Alexa: Ooh, that is quite the sight, isn't it?
Roger: Gotta love a man in lycra, right?
Alexa: Excuse me. They are not just men. They're athletes.

Madison: [from Alexa's tablet] She's here to help.
Alexa: Help who?
Beth: You. So that you don't keep calling Madison in the middle of the night.
Alexa: What?
Beth: [to Madison on the phone] You didn't say she was scary.

Alexa: And by the way, a Persian dinner and a blouse do not a room in my house buy.
Madison: Does everything have to be transactional? You should read the Gospel of Matthew.
Alexa: [sarcasm] Oh, yes, we're doing that at book club next.

Ngaire: What are you, a reporter?
Alexa: Police consultant. And this is Beth. Well, I don't really know what Beth does. I just found her actually.

Madison: Why didn't you go?
Alexa: Cause I hate the funerals of people I love.

Levi: And if you think about making any public statements about any of this, we'll take legal action against you personally.
Alexa: It's very hard to keep details suppressed in a defamation trial. Good luck.

Chloe: You're the police, right?
Alexa: Yes. Did... did my dead ancestors tell you that?
Chloe: No, you just... you look like a cop.

Alexa: He nearly had a resurrection just looking at you.
Madison: You'll go to hell.
Alexa: Where all the fun people are.

Alexa: Hey, you don't think you could fix my Loobenschwegen?

Clarissa: Peanut?
Alexa: Oh, I don't like peanuts.

Alexa: God, in the future, everybody's going to want 15 minutes of privacy!

Alexa: Hey, I heard about that writer.
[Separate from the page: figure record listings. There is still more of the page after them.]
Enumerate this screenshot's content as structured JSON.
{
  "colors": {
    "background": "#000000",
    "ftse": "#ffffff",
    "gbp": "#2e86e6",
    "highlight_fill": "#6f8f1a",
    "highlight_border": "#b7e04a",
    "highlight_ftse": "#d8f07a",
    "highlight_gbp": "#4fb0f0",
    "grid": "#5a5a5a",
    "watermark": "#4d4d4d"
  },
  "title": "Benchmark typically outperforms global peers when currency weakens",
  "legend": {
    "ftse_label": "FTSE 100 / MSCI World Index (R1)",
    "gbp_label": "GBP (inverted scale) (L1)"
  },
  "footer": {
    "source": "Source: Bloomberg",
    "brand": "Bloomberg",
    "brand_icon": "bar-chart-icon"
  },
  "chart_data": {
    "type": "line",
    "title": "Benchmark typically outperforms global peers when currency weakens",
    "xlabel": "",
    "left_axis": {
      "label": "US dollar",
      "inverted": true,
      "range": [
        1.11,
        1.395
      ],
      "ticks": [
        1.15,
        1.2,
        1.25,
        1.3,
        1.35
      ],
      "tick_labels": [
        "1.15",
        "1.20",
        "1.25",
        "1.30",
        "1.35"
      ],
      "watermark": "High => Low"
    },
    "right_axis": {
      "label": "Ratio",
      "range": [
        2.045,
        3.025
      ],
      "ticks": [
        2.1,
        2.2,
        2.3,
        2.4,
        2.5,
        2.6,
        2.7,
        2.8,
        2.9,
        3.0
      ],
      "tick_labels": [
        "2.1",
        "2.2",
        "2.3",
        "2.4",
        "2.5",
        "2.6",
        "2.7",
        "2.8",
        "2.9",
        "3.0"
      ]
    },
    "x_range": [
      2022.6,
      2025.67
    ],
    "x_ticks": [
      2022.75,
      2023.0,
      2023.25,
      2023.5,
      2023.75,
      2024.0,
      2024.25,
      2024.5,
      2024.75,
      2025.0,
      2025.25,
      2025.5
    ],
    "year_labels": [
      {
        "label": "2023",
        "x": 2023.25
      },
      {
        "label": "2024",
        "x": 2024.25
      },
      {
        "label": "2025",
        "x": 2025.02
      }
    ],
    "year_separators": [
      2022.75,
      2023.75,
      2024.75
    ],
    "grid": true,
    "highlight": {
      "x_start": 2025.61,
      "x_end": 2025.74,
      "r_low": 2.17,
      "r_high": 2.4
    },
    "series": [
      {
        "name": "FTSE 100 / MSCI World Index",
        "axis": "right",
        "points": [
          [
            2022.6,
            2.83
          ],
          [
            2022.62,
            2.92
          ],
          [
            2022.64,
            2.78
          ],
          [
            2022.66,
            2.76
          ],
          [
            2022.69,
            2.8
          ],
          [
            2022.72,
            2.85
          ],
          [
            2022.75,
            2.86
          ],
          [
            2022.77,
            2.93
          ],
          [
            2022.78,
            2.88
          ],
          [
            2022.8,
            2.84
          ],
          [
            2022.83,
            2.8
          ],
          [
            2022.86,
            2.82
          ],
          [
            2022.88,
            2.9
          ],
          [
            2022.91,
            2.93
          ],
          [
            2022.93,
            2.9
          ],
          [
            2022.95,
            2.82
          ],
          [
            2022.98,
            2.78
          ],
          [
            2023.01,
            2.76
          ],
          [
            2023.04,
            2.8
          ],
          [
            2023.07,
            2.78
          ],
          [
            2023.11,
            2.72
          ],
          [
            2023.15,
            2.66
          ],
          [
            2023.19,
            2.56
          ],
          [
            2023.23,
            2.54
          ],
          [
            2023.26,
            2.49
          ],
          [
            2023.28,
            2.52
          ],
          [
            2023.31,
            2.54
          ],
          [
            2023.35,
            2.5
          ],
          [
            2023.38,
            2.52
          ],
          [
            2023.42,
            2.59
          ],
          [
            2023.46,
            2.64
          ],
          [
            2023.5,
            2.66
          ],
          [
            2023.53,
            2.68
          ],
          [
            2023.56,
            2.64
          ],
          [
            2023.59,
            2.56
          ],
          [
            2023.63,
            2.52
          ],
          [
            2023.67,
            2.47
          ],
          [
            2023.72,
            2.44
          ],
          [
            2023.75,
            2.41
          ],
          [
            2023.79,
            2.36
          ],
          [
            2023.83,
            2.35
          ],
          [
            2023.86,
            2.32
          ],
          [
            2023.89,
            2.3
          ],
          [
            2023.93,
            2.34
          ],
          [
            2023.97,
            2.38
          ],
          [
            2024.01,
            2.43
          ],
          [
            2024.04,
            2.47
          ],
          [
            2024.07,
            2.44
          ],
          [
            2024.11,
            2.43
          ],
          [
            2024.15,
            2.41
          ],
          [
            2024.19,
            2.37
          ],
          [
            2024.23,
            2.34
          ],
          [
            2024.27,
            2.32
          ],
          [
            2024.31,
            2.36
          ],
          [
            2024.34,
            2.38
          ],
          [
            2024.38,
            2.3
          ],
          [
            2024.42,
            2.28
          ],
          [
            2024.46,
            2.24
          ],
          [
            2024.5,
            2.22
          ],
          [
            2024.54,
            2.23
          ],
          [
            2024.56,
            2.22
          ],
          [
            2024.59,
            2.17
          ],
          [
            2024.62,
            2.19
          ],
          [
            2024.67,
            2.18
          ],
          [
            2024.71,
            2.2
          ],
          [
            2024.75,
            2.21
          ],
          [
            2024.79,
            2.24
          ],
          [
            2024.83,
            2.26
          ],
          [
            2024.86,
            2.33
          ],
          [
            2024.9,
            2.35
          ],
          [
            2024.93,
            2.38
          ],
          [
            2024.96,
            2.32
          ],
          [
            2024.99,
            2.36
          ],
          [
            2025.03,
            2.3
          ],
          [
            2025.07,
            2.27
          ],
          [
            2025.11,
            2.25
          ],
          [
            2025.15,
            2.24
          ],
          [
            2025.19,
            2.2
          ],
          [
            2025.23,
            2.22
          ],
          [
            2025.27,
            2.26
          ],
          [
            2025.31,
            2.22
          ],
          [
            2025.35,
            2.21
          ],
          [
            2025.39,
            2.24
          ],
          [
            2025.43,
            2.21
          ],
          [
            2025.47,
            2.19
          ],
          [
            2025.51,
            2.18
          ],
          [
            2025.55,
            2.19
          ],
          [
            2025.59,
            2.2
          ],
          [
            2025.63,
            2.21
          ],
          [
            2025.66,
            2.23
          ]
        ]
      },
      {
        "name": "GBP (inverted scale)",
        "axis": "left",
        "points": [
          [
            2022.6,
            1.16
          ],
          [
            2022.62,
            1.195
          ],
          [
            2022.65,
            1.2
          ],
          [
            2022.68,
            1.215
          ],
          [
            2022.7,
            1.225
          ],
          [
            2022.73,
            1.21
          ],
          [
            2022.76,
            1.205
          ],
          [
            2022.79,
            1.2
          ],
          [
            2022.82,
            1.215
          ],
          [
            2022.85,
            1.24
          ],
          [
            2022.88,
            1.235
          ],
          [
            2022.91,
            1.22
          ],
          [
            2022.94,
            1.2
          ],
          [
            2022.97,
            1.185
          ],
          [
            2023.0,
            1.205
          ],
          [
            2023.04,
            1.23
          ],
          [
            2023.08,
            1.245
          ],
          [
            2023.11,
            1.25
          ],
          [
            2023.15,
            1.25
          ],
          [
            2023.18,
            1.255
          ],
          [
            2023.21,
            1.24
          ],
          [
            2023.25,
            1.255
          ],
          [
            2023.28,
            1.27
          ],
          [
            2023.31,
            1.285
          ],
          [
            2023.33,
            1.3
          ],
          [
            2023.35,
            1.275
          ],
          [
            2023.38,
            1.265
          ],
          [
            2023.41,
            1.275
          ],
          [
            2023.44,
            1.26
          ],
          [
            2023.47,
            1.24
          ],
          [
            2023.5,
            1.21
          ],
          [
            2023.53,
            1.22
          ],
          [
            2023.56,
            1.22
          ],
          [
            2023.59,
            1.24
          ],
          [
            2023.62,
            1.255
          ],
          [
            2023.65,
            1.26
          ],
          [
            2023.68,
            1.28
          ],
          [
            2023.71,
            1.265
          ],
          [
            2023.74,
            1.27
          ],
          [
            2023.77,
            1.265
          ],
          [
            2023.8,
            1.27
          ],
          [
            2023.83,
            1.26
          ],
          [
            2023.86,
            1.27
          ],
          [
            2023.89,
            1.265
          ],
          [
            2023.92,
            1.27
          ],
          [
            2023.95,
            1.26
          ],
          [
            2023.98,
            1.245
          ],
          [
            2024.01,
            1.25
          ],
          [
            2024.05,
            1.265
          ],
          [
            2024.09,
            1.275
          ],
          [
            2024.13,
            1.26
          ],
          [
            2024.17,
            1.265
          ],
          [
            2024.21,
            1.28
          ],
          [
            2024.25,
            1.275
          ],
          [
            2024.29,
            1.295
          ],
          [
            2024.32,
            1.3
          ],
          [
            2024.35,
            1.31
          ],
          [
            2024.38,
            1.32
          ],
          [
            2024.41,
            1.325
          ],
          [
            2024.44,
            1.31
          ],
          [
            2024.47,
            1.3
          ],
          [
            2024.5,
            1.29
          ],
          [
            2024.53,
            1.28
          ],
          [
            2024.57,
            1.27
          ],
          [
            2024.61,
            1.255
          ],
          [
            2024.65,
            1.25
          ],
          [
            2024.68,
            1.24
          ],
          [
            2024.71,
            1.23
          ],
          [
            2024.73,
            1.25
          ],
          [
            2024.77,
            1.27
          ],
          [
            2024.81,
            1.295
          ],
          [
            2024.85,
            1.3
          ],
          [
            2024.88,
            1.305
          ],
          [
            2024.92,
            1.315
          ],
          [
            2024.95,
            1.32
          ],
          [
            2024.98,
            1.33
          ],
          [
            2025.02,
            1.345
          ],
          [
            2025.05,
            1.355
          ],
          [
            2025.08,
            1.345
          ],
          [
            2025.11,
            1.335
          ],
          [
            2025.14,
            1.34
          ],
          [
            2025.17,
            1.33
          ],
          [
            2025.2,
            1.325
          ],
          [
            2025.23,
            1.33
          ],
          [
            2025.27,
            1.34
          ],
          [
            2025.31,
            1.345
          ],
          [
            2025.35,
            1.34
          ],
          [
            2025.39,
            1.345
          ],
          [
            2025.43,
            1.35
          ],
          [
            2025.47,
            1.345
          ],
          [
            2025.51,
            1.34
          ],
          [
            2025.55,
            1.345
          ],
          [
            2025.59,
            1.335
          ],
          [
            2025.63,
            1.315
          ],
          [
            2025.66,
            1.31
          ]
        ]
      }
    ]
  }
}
That must've been hard on the arts community.
Ngaire: Oh, it was, but, um... we're all a bit sick of talking about it, to be honest.
Alexa: Really, would've thought you'd be dining out on that for years. I mean, famous author, dead inside a statue. That's pretty juicy.
Ngaire: Where did you hear that?
Alexa: Where'd we hear that?
Beth: Oh, um...
Alexa: Yeah. Down the village. Mrs. Have a chat.

Alexa: That bag's empty, isn't it?
Madison: Yes.
Alexa: You really suck at this, don't you?
Madison: Yep.

Madison: Hey, make sure you meet him in public. He might be weird.
Alexa: This from someone who's hot for a vacuum cleaner?

Detective: So, the guy in here has had an actual death experience.
Alexa: I win.

Alexa: Oh, maybe he should be home in bed... where he can crap in your backyard instead of on the path out there.

Madison: My dad taught me, he's a cook.
Alexa: Oh, yeah, did he also teach you to be a smart-arse?
Madison: [looking directly at Alexa] No, I think I picked that up more recently.

James: So, what brings on these anxiety attacks?
Madison: Well, I'm pretty sure they're brought on by stress caused by the woman I work with.

Alexa: Kath, have some bread.
Kathleen: I hate being called Kath.
Alexa: And I hate calling you Kath, so I guess we're even.